萨莎把目光移向壁炉,火焰在她瞳孔中跳动。
“我去找斯拉格霍恩教授,”她说,“以一种他不会起疑的方式。我想知道他到底知道多少关于汤姆·里德尔的事。”
“你怎么接近他?”莉莉问,“斯拉格霍恩教授不是那种会随便和人聊天的教授。”
萨莎的嘴角弯了一下——不是笑,而是一种更克制的、带着某种自嘲意味的弧度。
“他对‘有背景’的学生总是更热情一些,”她说,“而我母亲的家族——林德纳——在德国魔法界多少有点……名气。”
她没有说“巫粹党”这个词。
她不需要说。
在场的四个人都足够聪明,知道那个沉默的阴影意味着什么。
西里斯看着她,灰色的眼睛里多了一层什么东西——不是怜悯,不是敬佩,而是一种更复杂的、像是“我终于开始理解你为什么是现在的你”的神情。
萨莎避开了他的目光。
她站起来,开始收拾桌上的东西。
“周三晚上同一时间,”她说,“每个人汇报进展。如果没有人发现新东西,我们就换一个方向。”
莉莉和劳伦斯也站了起来。劳伦斯伸了个懒腰,骨头发出轻微的咔嗒声。莉莉把她的空茶杯收走——她坚持不在有求必应屋里留下任何痕迹。
西里斯是最后一个站起来的。
他走到门口时,停了一下,转过身。
“林德纳,”他说。
萨莎正在检查窗户——虽然这里很安全,但她还是习惯性地确认了一下——听到他的声音转过头。
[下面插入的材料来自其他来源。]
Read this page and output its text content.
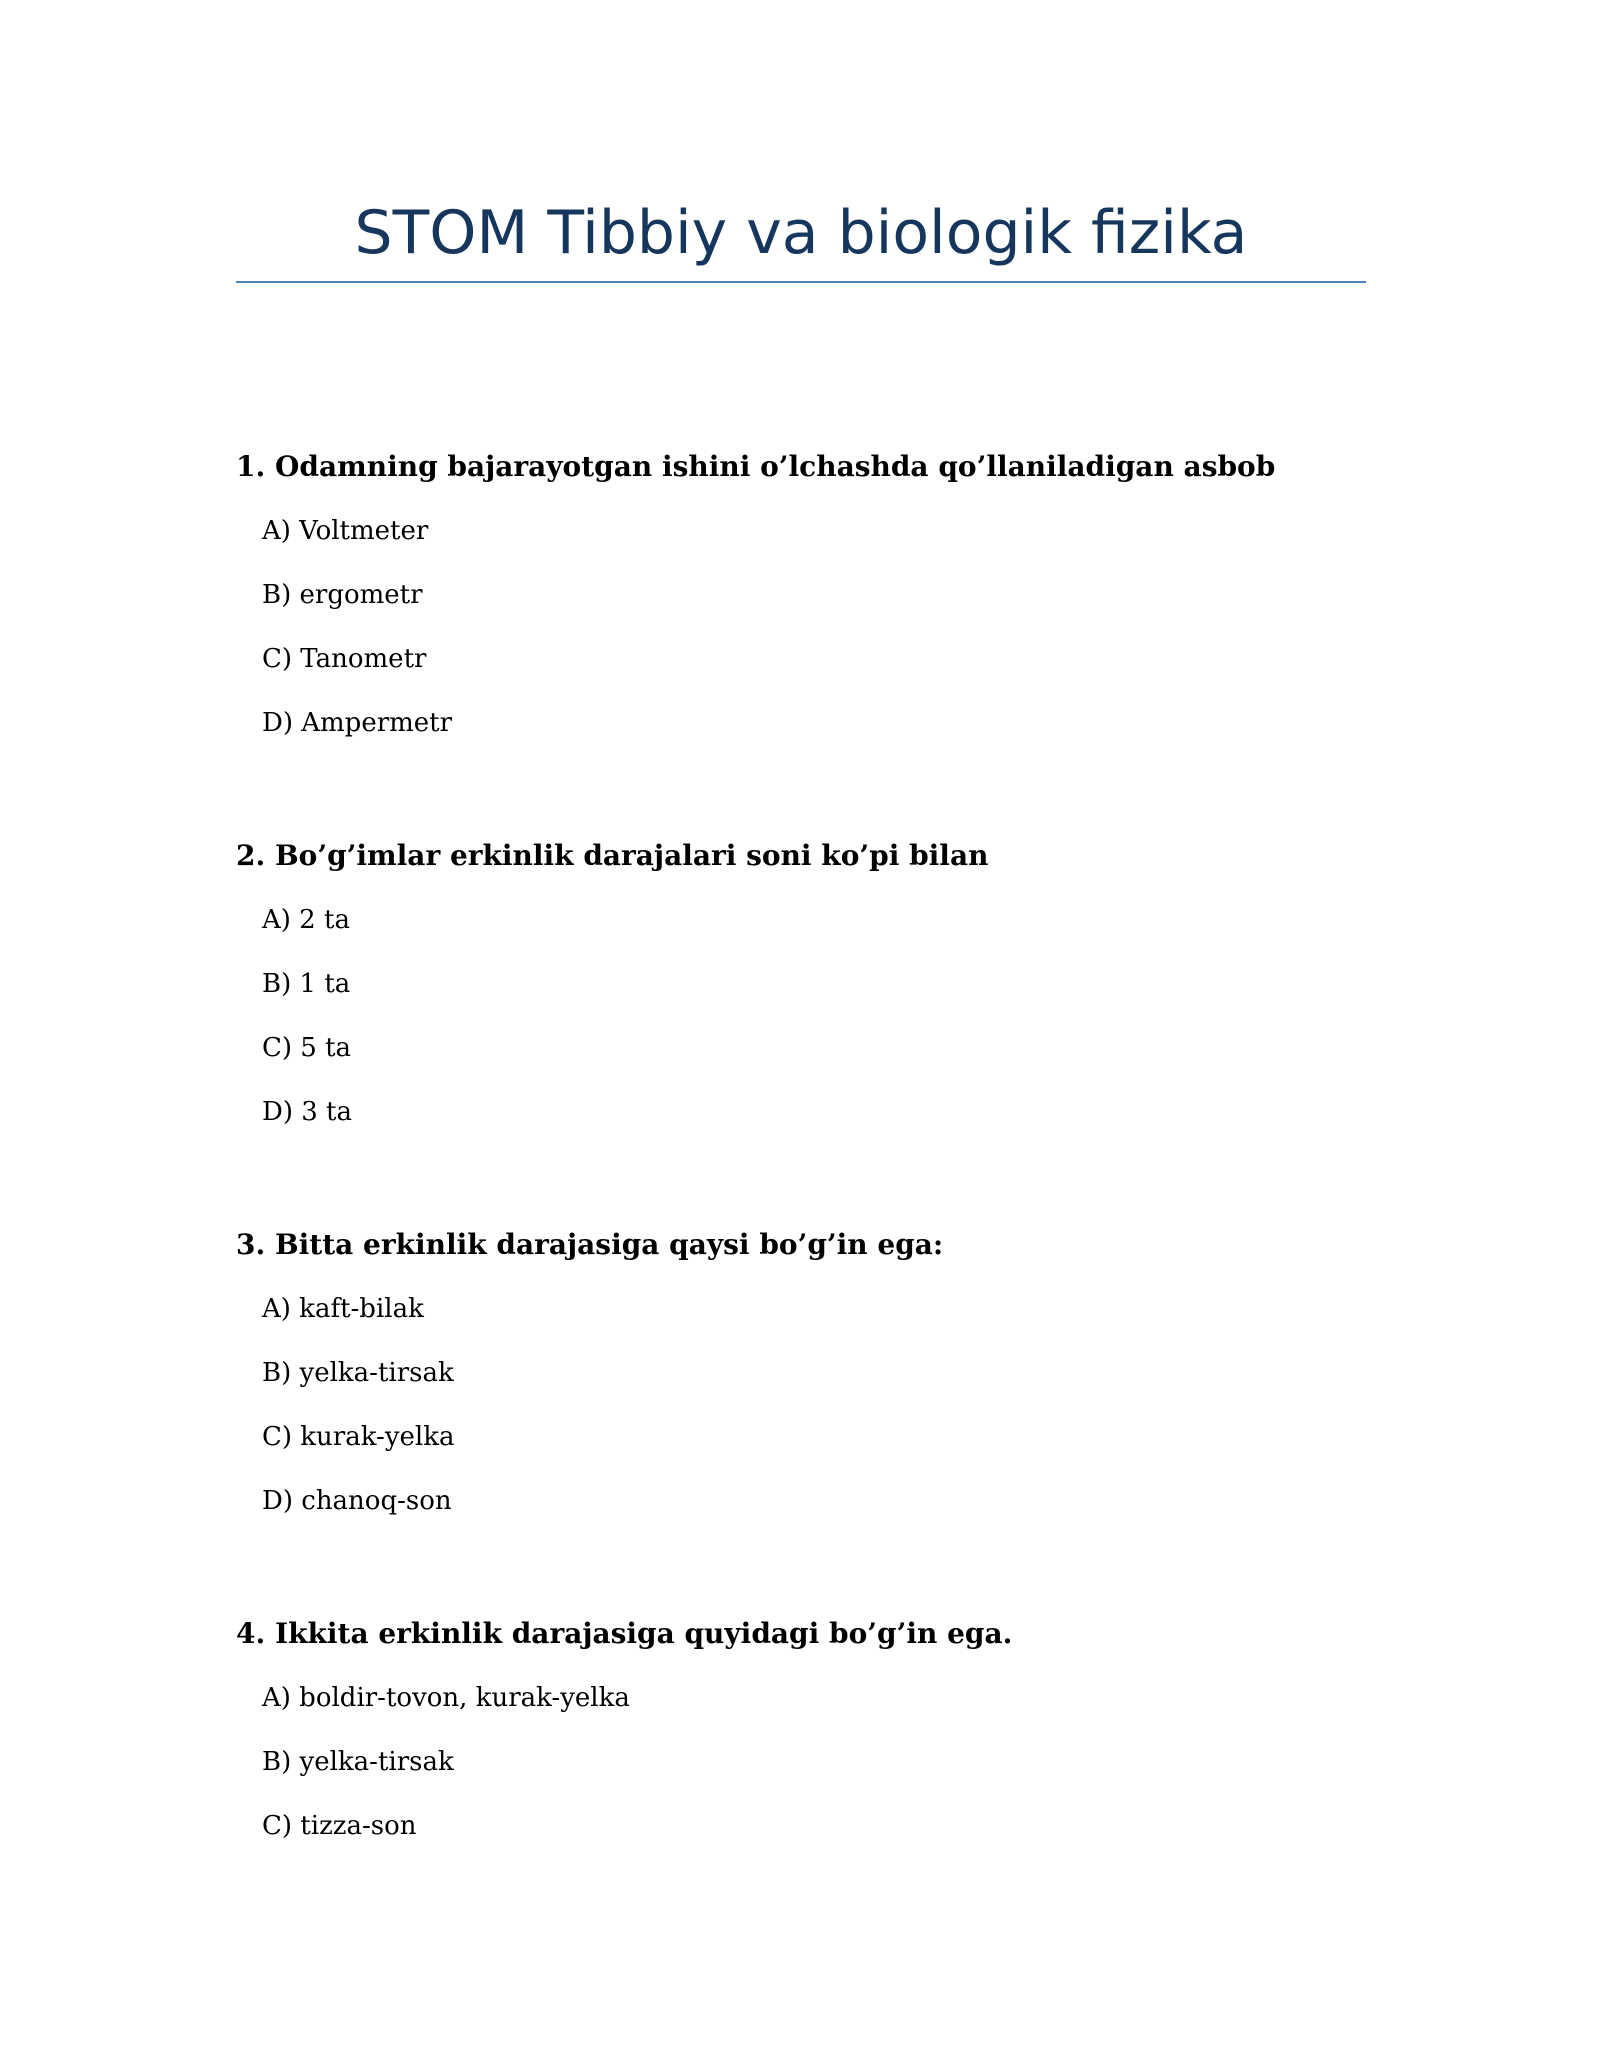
STOM Tibbiy va biologik fizika
1. Odamning bajarayotgan ishini o’lchashda qo’llaniladigan asbob
A) Voltmeter
B) ergometr
C) Tanometr
D) Ampermetr
2. Bo’g’imlar erkinlik darajalari soni ko’pi bilan
A) 2 ta
B) 1 ta
C) 5 ta
D) 3 ta
3. Bitta erkinlik darajasiga qaysi bo’g’in ega:
A) kaft-bilak
B) yelka-tirsak
C) kurak-yelka
D) chanoq-son
4. Ikkita erkinlik darajasiga quyidagi bo’g’in ega.
A) boldir-tovon, kurak-yelka
B) yelka-tirsak
C) tizza-son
“你今天在整理那些主张的时候,”西里斯说,灰色的眼睛在昏暗的走廊光线中显得格外浅,“你提到了‘恐惧’。你说一个人的主张暴露他的恐惧。”
他顿了一下。
“你觉得他最害怕的是什么?”
萨莎想了想。
“失去控制,”她说,“或者更根本的——被证明是一个普通人。一个和他所鄙视的麻瓜没有任何区别的、普通的、会死的、不值得被恐惧的人。”
西里斯看着她,嘴唇动了一下,像是想说什么,但最终什么都没说。
他转过身,走进了走廊的阴影里。
脚步声渐渐远去。
萨莎站在原地,看着空荡荡的门框,听着走廊尽头传来的、越来越远的回响。